Society for Human Resource Management (SHRM) President and CEO Henry G. "Hank" Jackson spoke at the event sponsored by SHRM and centrist think tank Third Way.
The demand for information technology has increased the need for knowledge- and technology-intensive skills.
Posted by Society for Human Resource Management (SHRM) on Tuesday, July 26, 2016
Various occupations are adapting to working in the digital age, but education and workforce development systems often struggle to prepare the 21st-century workforce, the panelists noted.
"Two-thirds of HR professionals are having a tough time recruiting skilled workers," Jackson said,
citing recent SHRM research. "The skills shortage in the U.S. is a growing problem and will take innovative efforts of government, educational institutions and employers."
Sen. Mark Warner, D-Va., explained that
Fortune 100 CEOs are under intense pressure from institutional investors, who are more demanding than ever for strong quarterly results, to disinvest in workforce training. Consequently, less and less corporate revenue is invested in workforce development. But Warner said that public-private partnerships could potentially address the skills gap. He suggested a review of the rules around corporate governance and investment.
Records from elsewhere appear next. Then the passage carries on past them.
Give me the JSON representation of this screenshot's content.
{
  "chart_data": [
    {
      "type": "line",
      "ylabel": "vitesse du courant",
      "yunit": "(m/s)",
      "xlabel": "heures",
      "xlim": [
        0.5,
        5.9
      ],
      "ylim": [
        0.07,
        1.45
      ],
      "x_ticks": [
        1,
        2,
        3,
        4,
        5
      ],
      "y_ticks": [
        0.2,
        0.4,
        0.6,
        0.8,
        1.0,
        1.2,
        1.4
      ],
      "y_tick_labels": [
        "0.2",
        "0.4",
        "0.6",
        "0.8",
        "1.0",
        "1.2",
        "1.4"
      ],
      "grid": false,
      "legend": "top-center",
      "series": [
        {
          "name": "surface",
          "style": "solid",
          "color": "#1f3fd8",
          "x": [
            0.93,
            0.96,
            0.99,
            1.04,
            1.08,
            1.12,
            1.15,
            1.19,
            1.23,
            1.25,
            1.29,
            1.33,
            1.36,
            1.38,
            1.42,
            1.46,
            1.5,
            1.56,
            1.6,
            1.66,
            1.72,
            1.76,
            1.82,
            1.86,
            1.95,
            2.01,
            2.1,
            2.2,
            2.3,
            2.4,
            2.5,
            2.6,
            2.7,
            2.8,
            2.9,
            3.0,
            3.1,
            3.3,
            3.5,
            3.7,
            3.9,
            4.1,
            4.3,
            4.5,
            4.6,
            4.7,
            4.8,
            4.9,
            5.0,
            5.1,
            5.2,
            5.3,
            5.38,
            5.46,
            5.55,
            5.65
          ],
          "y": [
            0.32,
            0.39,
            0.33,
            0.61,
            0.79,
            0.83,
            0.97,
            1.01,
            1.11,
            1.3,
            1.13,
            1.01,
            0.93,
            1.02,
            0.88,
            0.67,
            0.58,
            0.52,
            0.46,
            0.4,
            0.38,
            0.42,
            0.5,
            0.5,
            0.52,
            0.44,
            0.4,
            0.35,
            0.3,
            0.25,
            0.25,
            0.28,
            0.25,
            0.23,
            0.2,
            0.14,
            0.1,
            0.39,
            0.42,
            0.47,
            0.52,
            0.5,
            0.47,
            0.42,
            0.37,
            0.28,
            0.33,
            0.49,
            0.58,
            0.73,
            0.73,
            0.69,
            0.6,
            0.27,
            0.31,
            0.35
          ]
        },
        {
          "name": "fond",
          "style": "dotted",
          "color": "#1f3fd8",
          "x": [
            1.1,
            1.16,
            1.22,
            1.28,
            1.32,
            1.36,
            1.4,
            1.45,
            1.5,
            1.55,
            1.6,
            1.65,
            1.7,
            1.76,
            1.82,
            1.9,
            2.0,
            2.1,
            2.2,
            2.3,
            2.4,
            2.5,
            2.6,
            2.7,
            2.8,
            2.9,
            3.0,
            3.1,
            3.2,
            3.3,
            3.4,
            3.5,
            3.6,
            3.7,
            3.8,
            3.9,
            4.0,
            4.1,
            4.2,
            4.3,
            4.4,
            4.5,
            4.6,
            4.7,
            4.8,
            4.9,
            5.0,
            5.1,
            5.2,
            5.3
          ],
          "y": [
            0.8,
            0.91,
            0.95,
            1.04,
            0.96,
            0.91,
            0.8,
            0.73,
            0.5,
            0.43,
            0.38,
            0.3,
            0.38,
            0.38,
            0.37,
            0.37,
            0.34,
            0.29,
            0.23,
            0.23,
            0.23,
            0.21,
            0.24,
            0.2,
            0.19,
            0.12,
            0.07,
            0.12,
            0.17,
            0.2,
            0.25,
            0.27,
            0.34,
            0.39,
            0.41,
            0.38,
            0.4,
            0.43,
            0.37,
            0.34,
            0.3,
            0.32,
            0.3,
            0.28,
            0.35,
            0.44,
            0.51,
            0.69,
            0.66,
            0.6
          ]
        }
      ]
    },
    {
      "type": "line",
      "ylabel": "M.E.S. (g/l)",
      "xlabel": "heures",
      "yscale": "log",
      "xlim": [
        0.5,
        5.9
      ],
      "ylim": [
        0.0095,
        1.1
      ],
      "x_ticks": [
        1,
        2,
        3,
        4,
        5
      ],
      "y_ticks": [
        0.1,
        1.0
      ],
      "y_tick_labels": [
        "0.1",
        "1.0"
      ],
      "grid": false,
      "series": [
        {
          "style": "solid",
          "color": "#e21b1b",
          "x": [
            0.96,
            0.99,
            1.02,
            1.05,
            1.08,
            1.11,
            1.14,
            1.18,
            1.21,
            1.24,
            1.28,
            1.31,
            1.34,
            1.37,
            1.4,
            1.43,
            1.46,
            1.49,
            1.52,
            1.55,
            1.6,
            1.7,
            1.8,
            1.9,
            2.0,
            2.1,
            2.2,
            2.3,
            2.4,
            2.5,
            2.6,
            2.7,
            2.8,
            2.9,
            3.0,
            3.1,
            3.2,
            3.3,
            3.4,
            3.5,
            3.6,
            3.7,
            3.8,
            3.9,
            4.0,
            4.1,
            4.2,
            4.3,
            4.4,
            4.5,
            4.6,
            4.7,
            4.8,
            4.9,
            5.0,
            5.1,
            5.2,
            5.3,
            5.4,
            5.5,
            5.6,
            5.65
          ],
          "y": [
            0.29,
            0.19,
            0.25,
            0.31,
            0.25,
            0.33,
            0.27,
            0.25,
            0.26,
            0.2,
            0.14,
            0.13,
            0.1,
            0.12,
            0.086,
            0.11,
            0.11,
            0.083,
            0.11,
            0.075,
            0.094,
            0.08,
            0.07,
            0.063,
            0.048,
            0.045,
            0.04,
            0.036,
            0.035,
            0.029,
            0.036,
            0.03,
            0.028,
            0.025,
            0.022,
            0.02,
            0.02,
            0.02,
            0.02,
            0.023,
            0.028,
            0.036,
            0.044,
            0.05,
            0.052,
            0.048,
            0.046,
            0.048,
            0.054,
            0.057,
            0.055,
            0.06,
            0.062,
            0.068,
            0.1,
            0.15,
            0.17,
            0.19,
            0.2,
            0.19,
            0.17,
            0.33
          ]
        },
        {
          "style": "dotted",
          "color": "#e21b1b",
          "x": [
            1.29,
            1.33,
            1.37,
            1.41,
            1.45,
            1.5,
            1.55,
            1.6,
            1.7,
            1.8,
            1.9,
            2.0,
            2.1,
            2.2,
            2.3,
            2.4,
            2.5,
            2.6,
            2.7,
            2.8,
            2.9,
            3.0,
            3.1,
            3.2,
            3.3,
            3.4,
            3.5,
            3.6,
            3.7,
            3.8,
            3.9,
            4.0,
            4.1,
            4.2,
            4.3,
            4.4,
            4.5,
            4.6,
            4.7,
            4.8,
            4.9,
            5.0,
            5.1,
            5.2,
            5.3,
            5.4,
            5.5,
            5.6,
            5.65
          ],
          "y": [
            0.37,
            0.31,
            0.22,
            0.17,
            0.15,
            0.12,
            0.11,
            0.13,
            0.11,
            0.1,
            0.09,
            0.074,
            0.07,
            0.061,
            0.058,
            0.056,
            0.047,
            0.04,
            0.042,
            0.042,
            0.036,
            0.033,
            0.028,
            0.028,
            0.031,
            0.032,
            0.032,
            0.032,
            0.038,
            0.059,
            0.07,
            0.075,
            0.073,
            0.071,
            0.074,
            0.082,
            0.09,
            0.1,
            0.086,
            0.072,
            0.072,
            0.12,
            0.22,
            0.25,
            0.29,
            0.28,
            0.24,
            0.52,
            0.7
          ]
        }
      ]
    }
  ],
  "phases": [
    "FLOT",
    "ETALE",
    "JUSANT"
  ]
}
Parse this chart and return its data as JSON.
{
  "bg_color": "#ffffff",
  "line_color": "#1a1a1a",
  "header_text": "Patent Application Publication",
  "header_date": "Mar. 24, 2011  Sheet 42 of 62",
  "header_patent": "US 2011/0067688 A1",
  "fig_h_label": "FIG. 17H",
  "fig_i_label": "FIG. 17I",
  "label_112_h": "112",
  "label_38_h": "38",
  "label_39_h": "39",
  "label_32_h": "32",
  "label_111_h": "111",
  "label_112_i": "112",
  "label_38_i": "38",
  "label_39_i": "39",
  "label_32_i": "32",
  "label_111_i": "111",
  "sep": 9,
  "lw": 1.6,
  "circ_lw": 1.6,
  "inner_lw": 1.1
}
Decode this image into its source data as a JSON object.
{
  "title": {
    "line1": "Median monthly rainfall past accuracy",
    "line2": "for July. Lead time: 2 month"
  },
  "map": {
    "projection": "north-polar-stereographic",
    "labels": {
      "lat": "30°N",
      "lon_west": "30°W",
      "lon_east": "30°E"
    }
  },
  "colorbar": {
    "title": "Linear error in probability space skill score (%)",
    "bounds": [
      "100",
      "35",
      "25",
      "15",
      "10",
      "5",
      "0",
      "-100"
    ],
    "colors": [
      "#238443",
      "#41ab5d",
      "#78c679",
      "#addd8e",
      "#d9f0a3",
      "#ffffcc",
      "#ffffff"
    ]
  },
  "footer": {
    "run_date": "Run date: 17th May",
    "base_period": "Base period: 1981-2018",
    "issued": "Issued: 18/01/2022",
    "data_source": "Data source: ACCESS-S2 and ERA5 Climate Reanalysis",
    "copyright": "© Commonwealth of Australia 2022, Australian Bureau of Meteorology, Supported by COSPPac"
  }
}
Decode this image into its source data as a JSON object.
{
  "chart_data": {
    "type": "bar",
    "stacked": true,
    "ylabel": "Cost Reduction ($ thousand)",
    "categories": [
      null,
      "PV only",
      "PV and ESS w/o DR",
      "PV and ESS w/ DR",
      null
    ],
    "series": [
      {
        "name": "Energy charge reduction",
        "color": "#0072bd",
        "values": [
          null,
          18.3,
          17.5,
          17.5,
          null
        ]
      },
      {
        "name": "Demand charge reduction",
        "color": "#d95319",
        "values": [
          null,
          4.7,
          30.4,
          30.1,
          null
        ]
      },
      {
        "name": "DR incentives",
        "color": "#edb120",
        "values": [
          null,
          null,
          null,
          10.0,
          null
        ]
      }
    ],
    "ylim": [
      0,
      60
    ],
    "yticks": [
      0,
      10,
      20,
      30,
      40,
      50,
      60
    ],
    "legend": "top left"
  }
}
"As policymakers, we need to rethink the whole standpoint around investing in human capital. How do we get a tax structure that incents workforce training? Unless we find a way to make our free enterprise system work for a broader group of people, political outrage is understandable," he said.
Part of the gap is filled by skilled workers from other countries, said Rebecca Peters, director of government affairs at the Council for Global Immigration, a SHRM affiliate.
"While U.S. employers continue to educate and train the U.S. worker pipeline, there is a need for talent and immigration reform," Peters said. "Here at the DNC there is an effort underway to address reform next year because there is an understanding that immigrants do strengthen our economy and grow jobs."
Internal corporate programs may be one way to close the gap. A prominent part of Microsoft's internal workforce development is a variety of programs under the umbrella phrase "employability and entrepreneurship." These programs teach employees computers skills and give job seekers end-to-end career guidance, upskilling, job-matching and mentorship, said Microsoft President and Chief Legal Officer Brad Smith.
"There's an obvious public-sector role that involves broadening the skills people are learning, but the private sector has to embrace its responsibility to invest in the education of our employees," Smith said. Responding to a common fear that trained employees will then leave the company, he asked whether it might be worse if untrained workers stay.
Tony West, executive vice president of government affairs, general counsel and corporate secretary for Pepsi, spoke about the professional development opportunities offered through PepsiCo University.
"We give our associates the chance to grow professionally through regular training and career development tools to help them achieve their performance objectives," he said.
PepsiCo University offers a number of ways for front-line employees and executives to boost their soft skills and their professional skills in the areas of leadership development, global business relations, IT, procurement, finance and customer management, among others.
The company launched HR University in 2012, which covers human resource topics such as organizational design, business analytics and workforce planning.
"What companies are doing [is] great but may not be scalable," Jackson said. "I applaud my industry colleagues for their programs, but a comprehensive approach is needed to address this issue." Jackson said that a larger partnership with the federal government will be necessary and recommended a greater use of apprenticeship programs to address the skills gap issue.